3.6 The AP signature was identified as an immune relevant signature
To assess the association between the seven predictive signatures and GBM molecular subtypes, the risk scores for four molecular subtypes were analyzed. The AP risk score was significantly increased in the mesenchymal subtype (Figure. 5A), which is an immune relevant subtype [19]. PCA based on immune related genes showed that the distribution pattern of the mesenchymal samples was different from that of non-mesenchymal samples, suggesting that the immune status of the mesenchymal subtype differed from that the other three subtypes (Figure. 5B). GO and KEGG analyses of significantly upregulated genes in the mesenchymal subtype were performed in the DAVID website, and the enrichment results showed that the most relevant biological processes were immune-related terms such as immune response and leukocyte chemotaxis (Figure. 5C).

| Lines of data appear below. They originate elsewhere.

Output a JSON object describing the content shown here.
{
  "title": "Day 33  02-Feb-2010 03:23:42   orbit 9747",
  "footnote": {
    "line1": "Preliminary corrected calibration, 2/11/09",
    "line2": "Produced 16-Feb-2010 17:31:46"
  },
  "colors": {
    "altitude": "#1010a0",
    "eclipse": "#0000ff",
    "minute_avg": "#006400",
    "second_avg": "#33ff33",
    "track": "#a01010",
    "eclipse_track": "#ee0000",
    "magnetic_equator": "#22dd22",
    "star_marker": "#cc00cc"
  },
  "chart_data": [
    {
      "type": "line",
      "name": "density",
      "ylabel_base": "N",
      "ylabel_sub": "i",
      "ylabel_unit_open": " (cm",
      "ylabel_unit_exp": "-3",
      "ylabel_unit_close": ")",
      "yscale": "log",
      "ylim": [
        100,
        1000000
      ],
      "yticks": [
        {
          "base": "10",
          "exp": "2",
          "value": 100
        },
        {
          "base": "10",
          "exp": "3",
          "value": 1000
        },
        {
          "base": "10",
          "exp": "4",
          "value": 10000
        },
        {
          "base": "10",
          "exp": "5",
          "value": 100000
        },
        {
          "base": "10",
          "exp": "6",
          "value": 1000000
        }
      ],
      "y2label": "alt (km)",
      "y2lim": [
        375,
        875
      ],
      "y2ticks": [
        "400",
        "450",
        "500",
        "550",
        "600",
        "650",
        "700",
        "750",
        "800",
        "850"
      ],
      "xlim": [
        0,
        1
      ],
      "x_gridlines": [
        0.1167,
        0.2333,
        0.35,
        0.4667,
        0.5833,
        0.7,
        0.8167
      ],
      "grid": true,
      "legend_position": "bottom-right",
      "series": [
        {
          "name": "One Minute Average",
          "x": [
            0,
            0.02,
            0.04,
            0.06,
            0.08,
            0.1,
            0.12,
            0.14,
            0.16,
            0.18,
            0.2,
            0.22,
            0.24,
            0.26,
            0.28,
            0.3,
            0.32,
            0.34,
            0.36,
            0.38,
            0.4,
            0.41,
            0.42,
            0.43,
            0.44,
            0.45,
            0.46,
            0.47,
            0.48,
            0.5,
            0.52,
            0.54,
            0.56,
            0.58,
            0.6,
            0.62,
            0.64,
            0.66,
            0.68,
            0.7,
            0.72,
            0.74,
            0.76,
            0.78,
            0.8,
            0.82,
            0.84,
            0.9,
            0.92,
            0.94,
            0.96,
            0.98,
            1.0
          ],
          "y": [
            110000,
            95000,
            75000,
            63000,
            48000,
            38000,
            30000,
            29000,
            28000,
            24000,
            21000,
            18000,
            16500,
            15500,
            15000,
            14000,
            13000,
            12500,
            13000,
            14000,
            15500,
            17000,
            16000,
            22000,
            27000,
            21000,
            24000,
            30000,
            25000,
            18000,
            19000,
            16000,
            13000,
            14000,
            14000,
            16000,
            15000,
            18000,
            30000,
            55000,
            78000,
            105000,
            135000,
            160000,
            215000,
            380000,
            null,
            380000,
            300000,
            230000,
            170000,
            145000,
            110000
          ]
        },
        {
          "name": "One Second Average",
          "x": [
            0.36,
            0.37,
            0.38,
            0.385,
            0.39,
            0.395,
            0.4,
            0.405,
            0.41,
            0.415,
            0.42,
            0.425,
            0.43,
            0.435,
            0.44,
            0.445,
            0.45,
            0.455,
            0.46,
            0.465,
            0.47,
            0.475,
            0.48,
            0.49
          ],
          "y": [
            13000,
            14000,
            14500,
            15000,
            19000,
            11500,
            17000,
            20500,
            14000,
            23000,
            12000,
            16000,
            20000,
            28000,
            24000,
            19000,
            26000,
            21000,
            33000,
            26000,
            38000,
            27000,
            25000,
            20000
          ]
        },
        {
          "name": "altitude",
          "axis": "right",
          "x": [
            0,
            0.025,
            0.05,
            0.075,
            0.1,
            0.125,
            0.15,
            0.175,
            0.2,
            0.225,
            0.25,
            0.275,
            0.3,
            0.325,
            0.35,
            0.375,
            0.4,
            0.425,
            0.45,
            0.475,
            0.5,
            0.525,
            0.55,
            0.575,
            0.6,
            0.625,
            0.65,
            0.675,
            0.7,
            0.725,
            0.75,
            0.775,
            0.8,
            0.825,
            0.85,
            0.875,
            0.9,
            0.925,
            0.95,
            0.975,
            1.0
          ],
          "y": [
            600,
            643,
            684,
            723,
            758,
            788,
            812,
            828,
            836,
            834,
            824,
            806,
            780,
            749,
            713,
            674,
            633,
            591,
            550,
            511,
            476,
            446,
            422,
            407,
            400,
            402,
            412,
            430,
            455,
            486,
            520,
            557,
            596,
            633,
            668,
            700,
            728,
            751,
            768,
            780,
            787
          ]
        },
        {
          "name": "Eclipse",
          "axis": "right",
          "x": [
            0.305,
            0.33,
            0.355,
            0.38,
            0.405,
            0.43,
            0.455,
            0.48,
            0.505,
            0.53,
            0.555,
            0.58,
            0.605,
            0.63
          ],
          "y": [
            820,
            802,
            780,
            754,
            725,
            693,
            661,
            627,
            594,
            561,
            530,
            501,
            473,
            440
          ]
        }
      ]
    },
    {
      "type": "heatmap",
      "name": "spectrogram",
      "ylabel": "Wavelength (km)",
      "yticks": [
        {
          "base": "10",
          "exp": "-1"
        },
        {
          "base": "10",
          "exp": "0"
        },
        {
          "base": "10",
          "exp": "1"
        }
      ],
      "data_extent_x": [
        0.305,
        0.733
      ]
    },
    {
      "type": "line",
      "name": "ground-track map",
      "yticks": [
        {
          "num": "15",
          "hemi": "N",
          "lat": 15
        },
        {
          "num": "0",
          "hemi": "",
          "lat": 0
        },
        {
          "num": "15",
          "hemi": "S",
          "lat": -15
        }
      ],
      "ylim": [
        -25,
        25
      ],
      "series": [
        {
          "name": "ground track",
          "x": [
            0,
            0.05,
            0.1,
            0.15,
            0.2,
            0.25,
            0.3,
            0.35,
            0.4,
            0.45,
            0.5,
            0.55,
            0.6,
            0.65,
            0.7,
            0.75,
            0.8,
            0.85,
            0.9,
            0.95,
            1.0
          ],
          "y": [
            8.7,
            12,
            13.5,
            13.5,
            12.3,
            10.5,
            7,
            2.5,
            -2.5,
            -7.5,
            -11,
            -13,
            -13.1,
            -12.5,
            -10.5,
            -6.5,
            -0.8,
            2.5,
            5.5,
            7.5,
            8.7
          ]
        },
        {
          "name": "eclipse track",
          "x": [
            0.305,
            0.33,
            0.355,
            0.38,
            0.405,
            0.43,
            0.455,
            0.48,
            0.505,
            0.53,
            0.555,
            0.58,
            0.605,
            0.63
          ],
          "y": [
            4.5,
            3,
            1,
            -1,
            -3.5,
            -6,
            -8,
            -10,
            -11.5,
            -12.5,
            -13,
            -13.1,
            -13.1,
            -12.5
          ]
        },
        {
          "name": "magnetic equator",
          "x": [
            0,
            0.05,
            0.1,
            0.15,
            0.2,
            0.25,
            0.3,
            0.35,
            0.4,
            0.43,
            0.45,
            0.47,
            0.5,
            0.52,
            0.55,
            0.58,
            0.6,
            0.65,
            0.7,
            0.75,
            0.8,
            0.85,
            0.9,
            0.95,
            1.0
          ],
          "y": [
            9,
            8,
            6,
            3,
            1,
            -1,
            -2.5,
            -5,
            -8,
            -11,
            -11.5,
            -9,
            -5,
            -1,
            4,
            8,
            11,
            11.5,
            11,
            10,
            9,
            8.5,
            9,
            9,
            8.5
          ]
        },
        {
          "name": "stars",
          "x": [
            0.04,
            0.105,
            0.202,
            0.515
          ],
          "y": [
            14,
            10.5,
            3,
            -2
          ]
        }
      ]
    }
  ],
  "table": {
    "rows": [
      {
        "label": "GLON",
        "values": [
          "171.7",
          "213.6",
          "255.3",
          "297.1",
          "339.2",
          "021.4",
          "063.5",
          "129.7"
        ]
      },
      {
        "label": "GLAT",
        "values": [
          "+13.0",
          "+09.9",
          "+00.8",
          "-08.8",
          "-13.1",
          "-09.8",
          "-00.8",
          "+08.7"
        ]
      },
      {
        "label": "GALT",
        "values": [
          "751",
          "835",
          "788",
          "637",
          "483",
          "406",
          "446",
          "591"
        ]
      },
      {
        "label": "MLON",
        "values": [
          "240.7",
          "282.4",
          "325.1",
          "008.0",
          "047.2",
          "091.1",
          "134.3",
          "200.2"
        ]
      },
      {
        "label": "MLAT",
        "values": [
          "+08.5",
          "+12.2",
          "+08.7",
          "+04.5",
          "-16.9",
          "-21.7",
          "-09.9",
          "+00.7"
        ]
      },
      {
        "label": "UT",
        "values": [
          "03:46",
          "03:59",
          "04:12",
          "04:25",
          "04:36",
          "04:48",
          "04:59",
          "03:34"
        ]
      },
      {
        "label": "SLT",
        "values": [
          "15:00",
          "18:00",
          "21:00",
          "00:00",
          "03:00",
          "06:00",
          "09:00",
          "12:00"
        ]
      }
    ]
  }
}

The close association between the AP risk score and the mesenchymal subtype indicated that the AP signature could be considered as an immune-related AS signature. To validate this hypothesis, differentially expressed genes between high AP risk and low AP risk patients were identified, and the ClueGo plugin of Cytoscape was used to analyze the functional enrichment. The results showed that the most relevant biological processes were immune response and immune cell chemotaxis (Figure. 6A). Moreover, we depicted the most common somatic mutation events in GBM stratified by AP score (Figure. 6B). The results showed that the low AP score group occupied more IDH1 mutation, which was another indication of that AP score involved with immune response and microenvironment (Fig. 6C). These findings were confirmed by GSEA (Figure. 6D–F). Consistent with our previous study [4], tumor purity was a key factor affecting the prognosis of glioma patients. To explore the effect of the AP risk on the composition of the immune microenvironment, tumor purity was assessed for each patient, as well as the enrichment score of several hub non-tumor cells. Correlation analysis showed a significant negative correlation between the AP risk score and GBM purity (Figure. 6G). Analysis of the correlations between AP risk and the scores of eight hub non-tumor cells suggested that neutrophils were the most relevant components of the microenvironment involved in AP risk (Figure. 6H). These findings indicated that the AP signature may predict the prognosis of GBM through its effect on the immune response and the composition of the immune microenvironment.